A bill introduced in Ontario would implement full extended producer responsibility for paper and packaging products as the province pushes to increase diversion rates and combat climate change.
Since 2002, producers and municipalities in Ontario have split the cost of providing curbside recycling for paper and packaging products. Under the Waste Free Ontario Act, unveiled in November by Glen Murray, a member of the Ontario Provincial Parliament and the Minister of the Environment and Climate Change, producers would be the sole funding source.
“Currently, Ontario is generating too much waste, and not recycling enough,” according to a press release from the Ontario Ministry of the Environment and Climate Change at the time of the bill’s introduction. “As a result, the province has introduced the new Waste Free Ontario Act that would encourage producers to turn more of their waste into new products by requiring them to take full responsibility for their products and packaging.”
While packaging brand Unilever Canada has voiced support for the measure, also known as Bill 151, neither producers, currently organized under Stewardship Ontario, nor municipalities, organized under the Associated Municipalities of Ontario, have arrived at a position on the matter.
Both groups supply about $100 million annually to feed the current program and are set to meet with their respective boards early in 2016 to discuss Bill 151. A 90-day public consultation for the bill, which also reshapes current producer responsibility for hazardous waste and electronics, will run until mid-February, at which point there would be a second reading by Ontario legislators.
Ontario’s Blue Box curbside recycling program, as it has been called since the 1980s, was originally funded by the province’s government as well as municipalities and producers.
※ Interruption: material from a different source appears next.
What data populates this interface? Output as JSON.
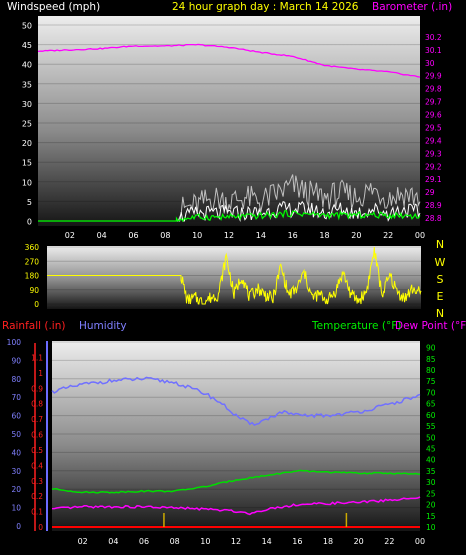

In 2002, the Waste Diversion Act created the current funding and operational system, with oversight provided by the quasi-governmental body Waste Diversion Ontario (WDO).
Data compiled by WDO show the weighted amount of recyclables collected annually by municipalities since 2009 has essentially remained unchanged. Between 2013 and 2014, tonnages dropped by 1.7 percent.
In its current form, Bill 151 would make producers responsible for paying all costs associated with running the Blue Box program, which at present reaches about 95 percent of Ontarians. It would also set recovery goals for products and encourage producers to explore product design to enhance product longevity, reusability and recyclability.
Jo-Anne St. Godard, the executive director of the Recycling Council of Ontario, which advocates for waste reduction and recycling activities in the province, told Resource Recycling the legislation has been a long time coming.
“We’ve waited for new legislation for the better part of a decade and the fact that government is moving forward with this, is an important first step,” she said. “We may request changes but fundamentally we’re very pleased with what they’ve put forward.”
According to St. Godard, the bill will allow producers to meet new recovery targets for their products in a variety of ways. That flexibility, she says, could lead to substantial progress.
“You’re going to see new innovative approaches to recycling and you’re also probably going to see some pretty efficient programs as well. Whether they individually do it or they go ahead and invest in a separate program shared by a group of producers, they’re going to have the choice and they’re going to be accountable for their performance,” St. Godard said.